Friday, February 12, 2010

Reporter's Notebook

Paul Leonard can be reached at

Google, meet the ‘Couve

It was an announcement by a major Silicon Valley player that opened up the possibility of transforming the way we use the Internet forever.

No, we’re not referring to the debut last month of Apple’s unfortunately named iPad tablet device. Instead, it was Google’s relatively low-key release this week of an “experimental” plan to create an ultra high-speed broadband network in select trial locations across the U.S. that promised to have the greatest potential impact.

If Google’s initiative succeeds, the technology will transform the way we do business, communicate with each other and entertain ourselves.

And if we make a strong play for it now, Vancouver could be on the leading edge of this historic innovation.

In a rare move, Google announced plans to test the ultra high-speed network, not in Los Angeles, New York or Silicon Valley, but in small communities throughout the nation. The company even posted a call for proposals and nominations from local municipalities on its official blog, found here.

As reported by Seattle blogger Goldy this week, Pasco in the Tri-Cities region has already started working on its online application, which includes information requests relating to collaboration, community support, facilities and resources, construction methods and regulatory issues.

Given the potential benefits of the new service, the city of Vancouver has absolutely nothing to lose by devoting a few working hours to the cause of bringing Google into the Clark County fold. As one Just Business reader, Jake Engle of Wealth Planning Management, pointed out to me yesterday, Vancouver’s compact downtown is an ideal testing ground for the web search giant’s experimental broadband service.

And with zero risk, there’s still a lot to gain.

With county Class A office vacancy rates hovering around 19 percent, according to a January Market Report compiled by Eric Fuller and Associates, the prospect of Internet service 100 times faster than traditional broadband networks would provide a much-needed incentive for firms to relocate downtown.

And then there’s the prestige factor.

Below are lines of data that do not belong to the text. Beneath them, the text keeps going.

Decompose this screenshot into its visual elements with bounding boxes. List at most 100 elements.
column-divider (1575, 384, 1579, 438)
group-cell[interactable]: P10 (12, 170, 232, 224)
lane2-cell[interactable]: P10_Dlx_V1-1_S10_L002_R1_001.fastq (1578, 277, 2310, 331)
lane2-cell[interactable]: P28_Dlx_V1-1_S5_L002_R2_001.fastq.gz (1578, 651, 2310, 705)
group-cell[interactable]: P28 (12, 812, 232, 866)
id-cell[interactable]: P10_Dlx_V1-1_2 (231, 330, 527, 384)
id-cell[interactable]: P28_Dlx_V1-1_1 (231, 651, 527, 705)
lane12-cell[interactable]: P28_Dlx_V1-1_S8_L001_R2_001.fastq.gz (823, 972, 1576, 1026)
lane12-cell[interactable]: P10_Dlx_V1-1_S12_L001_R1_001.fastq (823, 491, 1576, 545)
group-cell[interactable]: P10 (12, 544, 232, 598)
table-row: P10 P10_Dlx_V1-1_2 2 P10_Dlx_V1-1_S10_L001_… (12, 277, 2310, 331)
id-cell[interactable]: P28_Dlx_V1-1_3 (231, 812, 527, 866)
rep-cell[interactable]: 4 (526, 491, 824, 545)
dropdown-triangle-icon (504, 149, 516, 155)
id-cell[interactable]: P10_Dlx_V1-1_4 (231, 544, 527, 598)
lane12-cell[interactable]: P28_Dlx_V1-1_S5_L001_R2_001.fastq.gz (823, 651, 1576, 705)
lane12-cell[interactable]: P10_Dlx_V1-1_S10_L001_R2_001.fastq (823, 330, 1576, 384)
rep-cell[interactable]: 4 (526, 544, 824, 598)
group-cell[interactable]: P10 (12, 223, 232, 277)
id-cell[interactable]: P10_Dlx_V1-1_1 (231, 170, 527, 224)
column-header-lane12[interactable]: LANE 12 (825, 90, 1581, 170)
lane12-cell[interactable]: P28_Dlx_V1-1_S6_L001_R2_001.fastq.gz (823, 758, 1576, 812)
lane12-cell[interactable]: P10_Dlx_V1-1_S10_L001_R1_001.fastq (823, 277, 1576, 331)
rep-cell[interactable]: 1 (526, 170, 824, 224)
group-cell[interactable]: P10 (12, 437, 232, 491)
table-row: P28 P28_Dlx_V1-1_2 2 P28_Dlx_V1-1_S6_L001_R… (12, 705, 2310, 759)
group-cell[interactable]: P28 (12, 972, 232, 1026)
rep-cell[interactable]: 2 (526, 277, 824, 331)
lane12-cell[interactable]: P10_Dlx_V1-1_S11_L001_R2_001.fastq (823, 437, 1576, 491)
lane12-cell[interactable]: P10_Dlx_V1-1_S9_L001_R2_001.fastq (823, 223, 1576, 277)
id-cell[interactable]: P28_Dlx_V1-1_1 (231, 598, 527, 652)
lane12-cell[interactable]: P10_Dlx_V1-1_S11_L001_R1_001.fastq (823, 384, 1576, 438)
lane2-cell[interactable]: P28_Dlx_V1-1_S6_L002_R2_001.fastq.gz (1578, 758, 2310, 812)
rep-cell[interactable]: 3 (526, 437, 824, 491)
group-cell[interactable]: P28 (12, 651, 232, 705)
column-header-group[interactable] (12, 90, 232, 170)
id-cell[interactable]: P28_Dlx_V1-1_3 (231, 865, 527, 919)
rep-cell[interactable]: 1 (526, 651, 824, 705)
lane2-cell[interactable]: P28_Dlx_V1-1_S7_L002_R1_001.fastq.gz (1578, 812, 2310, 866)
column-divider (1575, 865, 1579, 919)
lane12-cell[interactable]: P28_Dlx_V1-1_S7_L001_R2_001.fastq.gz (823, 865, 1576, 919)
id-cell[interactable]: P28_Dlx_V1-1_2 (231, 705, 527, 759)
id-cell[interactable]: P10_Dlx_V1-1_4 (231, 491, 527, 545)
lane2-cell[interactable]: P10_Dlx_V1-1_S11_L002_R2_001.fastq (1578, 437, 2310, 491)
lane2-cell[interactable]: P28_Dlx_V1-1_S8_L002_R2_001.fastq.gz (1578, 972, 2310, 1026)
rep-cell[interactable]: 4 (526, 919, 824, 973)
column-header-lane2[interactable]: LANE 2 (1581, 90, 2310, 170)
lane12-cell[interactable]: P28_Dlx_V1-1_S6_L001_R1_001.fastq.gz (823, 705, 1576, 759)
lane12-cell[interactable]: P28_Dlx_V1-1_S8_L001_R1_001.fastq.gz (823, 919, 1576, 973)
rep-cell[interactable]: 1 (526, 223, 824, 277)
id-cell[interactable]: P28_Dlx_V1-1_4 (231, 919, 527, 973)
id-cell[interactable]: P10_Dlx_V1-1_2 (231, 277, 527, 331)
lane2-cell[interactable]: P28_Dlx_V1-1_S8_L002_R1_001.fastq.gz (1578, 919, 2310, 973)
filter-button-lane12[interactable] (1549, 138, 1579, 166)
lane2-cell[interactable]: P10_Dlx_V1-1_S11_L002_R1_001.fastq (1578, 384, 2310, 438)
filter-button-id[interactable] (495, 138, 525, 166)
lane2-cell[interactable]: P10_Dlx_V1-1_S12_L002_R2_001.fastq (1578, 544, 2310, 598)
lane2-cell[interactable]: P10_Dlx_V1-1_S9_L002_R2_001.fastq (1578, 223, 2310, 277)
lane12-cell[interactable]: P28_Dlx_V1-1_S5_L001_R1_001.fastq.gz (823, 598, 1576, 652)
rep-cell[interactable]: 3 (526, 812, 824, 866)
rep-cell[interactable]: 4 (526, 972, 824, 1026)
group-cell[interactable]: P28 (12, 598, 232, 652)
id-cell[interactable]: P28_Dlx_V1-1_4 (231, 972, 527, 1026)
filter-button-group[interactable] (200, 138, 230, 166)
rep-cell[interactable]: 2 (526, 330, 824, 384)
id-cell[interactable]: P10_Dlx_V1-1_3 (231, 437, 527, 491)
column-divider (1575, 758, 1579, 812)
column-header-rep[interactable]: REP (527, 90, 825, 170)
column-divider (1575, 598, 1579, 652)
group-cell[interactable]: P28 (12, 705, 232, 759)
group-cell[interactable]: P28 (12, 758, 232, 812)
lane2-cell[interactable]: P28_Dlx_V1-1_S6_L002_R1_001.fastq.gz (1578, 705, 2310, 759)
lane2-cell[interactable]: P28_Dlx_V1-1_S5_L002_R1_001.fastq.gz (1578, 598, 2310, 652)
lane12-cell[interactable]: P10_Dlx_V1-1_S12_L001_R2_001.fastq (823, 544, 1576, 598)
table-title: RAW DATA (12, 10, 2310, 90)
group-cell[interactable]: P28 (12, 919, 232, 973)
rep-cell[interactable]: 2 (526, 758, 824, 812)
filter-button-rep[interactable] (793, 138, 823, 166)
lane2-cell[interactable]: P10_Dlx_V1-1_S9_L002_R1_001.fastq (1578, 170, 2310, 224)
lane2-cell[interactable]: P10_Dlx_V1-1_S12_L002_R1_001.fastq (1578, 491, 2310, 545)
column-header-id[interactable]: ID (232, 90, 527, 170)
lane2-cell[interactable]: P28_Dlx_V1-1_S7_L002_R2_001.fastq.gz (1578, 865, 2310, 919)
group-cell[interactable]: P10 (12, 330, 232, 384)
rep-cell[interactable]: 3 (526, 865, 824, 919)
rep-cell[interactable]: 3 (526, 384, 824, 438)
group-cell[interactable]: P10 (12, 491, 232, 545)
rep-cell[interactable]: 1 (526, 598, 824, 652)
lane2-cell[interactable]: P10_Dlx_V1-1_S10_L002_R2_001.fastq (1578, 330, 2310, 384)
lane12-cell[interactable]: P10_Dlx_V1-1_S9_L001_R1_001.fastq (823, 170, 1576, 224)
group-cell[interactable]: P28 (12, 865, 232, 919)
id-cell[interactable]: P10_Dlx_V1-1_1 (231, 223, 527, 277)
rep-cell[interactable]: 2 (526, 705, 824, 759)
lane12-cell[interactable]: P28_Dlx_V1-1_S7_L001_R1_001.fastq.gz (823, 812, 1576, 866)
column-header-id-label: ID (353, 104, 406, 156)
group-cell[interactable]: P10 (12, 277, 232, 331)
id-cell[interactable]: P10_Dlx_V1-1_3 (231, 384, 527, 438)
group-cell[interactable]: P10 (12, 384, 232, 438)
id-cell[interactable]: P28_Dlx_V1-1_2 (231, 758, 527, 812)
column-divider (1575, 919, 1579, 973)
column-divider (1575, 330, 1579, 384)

Currently, Portland enjoys an outsized reputation for innovation and progressive thinking that draws talented engineering, programming and software designing firms from across the nation to the banks of the Willamette.

If we make a firm commitment to the job-creating industries of the future, Vancouver can also be on the shortlist of livable, affordable and tax-friendly destinations for the tech sector.

So let’s call, email and talk face-to-face with our city council members and Mayor Leavitt to place a bid on this potentially game-changing technology of the future, today.